Те из нас, кто родился в 1950, 1951, 1952 годах и поступил на службу примерно с 1968 года, если бы нас спросили, какой год был самым суровым в нашей военной жизни, все ответили бы 1972-й. Однако самым трудным и опасным годом был 1969–1970. Это был период после Мау Тан, который многие также называли «периодом после смерти дяди Хо».
До сих пор я часто задаюсь вопросом: как, благодаря чему наша страна, наши соотечественники, наши товарищи и мы сами можем выстоять, выстоять в дни и месяцы, намного превосходящие человеческие возможности, затем преодолеть, подтянуться и подняться, и, наконец, дожить до дня Полной Победы, 30 апреля?
***
Утром 30 апреля 2023 года президент Во Ван Тхыонг провёл дружескую встречу с ветеранами фронта B3 3-го корпуса в Президентском дворце, благодаря чему мне удалось во второй раз в жизни посетить дом дяди Хо. В прошлые разы, когда я посещал Мавзолей, я не заходил вглубь Президентского дворца, поэтому на этот раз, спустя 58 лет, я и мои друзья поднялись по 21 ступеньке на высокую платформу и через распахнутые настежь двери дворца вошли в одно из самых священных и благородных зданий страны.

21 мраморная ступенька, 58 лет.

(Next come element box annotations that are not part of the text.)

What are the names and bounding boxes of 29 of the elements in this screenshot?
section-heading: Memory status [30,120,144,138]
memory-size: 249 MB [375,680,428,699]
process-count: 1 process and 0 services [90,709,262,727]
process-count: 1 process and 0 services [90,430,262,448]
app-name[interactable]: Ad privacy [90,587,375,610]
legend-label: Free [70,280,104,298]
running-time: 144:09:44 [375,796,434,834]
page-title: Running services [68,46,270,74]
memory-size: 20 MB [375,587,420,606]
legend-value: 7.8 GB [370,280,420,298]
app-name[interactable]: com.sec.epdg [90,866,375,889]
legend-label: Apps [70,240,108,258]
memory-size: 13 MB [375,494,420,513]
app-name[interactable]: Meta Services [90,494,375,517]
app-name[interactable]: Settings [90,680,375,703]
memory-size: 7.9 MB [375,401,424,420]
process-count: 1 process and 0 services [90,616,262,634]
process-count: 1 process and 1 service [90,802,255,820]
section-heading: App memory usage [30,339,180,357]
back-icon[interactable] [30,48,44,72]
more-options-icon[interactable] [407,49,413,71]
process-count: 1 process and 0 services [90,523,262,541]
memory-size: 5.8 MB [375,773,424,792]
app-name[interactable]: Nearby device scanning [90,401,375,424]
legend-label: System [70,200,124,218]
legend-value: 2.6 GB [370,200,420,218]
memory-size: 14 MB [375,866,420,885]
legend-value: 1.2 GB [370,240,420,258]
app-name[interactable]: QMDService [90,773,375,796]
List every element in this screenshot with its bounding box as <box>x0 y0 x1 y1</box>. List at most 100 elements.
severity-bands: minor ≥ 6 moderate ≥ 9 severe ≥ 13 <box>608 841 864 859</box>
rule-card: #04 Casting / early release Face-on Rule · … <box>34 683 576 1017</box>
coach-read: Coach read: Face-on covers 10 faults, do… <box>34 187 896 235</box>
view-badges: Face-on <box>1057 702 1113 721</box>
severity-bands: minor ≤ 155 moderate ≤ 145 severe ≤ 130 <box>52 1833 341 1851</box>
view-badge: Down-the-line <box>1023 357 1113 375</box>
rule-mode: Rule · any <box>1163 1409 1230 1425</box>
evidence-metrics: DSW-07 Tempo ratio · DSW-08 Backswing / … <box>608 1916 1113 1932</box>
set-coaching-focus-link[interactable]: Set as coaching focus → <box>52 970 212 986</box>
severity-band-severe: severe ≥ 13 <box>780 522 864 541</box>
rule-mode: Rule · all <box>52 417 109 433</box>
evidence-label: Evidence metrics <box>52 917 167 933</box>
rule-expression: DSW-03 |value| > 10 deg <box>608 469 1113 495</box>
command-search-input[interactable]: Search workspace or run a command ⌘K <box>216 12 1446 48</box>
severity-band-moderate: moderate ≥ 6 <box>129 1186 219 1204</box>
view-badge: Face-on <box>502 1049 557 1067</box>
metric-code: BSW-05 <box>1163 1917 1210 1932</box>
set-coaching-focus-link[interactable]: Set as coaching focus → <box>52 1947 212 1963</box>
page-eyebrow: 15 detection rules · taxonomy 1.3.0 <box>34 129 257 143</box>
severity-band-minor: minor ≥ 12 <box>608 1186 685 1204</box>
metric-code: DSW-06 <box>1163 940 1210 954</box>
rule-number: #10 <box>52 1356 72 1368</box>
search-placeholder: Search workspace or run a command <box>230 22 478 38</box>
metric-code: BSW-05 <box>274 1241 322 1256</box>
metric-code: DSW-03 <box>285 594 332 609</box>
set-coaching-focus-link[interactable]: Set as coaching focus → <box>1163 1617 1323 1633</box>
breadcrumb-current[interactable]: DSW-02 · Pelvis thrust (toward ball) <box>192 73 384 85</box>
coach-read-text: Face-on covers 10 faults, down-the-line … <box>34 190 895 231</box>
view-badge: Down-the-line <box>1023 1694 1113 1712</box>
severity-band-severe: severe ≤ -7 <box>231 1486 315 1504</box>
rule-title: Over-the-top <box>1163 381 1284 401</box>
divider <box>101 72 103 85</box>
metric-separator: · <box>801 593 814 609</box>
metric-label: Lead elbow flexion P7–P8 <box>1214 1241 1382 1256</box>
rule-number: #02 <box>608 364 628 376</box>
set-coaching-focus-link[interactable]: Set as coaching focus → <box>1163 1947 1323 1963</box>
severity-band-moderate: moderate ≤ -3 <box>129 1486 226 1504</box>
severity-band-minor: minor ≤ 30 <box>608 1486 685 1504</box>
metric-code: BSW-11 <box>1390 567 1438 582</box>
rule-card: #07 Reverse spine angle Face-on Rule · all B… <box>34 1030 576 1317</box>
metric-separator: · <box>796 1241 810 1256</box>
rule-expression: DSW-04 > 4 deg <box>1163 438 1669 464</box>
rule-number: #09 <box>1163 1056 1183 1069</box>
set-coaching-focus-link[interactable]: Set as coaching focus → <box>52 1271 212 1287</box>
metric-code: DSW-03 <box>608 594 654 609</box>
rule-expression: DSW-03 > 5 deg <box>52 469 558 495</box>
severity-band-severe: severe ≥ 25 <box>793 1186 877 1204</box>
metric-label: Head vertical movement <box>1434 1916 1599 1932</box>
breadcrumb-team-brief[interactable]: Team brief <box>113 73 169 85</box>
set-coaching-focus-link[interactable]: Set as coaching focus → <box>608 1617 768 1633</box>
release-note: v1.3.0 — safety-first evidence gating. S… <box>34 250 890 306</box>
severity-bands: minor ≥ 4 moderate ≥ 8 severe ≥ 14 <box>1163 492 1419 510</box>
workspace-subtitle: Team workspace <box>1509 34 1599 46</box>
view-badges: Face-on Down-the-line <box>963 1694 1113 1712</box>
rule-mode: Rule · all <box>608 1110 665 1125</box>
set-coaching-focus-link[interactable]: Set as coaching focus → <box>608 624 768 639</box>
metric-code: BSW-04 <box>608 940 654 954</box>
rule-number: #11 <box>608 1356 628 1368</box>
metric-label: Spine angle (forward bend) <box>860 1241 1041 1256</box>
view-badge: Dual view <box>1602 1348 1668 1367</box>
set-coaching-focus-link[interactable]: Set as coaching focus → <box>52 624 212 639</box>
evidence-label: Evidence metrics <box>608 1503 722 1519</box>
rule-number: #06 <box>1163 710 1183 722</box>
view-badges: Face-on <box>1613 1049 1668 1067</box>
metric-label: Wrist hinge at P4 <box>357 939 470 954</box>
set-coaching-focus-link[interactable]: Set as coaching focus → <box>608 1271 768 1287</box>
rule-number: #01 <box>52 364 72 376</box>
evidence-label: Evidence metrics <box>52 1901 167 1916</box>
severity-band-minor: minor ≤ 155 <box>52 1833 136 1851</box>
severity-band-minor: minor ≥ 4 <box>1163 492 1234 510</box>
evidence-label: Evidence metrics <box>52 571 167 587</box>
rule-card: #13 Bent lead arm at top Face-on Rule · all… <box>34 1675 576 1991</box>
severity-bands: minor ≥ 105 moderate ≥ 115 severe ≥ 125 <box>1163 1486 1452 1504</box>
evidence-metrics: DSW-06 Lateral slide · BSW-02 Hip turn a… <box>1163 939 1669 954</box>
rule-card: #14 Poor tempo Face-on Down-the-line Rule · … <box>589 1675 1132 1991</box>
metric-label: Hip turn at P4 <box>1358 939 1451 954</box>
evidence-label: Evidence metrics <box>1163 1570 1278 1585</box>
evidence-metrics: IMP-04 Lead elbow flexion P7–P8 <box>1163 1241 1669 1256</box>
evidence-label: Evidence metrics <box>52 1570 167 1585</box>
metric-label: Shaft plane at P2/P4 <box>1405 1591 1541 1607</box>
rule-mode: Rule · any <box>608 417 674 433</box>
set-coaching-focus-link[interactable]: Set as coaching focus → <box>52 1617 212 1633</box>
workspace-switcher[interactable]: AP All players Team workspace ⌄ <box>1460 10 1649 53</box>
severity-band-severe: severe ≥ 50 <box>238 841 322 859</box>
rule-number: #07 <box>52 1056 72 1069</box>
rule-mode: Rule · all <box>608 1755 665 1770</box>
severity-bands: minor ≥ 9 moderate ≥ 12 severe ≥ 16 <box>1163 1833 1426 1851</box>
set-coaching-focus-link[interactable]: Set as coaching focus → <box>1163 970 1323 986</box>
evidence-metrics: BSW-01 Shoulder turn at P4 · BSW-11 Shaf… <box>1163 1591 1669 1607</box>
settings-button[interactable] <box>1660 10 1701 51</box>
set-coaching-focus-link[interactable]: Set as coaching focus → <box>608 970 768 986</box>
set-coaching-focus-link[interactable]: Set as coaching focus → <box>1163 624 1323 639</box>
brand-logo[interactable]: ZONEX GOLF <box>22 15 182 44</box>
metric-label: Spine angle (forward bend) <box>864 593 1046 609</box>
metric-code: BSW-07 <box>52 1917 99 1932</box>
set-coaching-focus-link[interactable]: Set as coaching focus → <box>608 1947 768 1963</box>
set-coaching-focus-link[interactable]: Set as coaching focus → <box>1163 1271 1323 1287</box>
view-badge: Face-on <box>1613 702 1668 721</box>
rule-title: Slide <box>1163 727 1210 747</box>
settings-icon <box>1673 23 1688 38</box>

Тогда мы были молодыми солдатами с красными повязками на шее, радостно взбегающими по ступеням. Теперь мы – старые солдаты с седыми волосами, с таким количеством чувств в сердцах, молча и неторопливо поднимающиеся вместе. Каждая мраморная ступенька, каждая ступенька символизирует годы, этапы жизни.
Весеннее небо, высокие и редкие облака, плавно плывущие по нему. В огромном саду Президентского дворца ветер то затихает, то набирает силу, словно в кульминации песни. Проходят годы, меняются море и поля, движутся звёзды, но здесь земля и сердца людей вечны в эпоху Хо Ши Мина. Вместе мы вслушиваемся в наши сердца в слова дяди Хо, сказанные давным-давно, в тот бурный весенний день Года Змеи, наставляющие и наставляющие юных внуков. Голос дяди Хо, моей родины, Центрального Вьетнама, навсегда отдаётся эхом в жизни нашего поколения, поколения «войска, идущего по пути дяди Хо».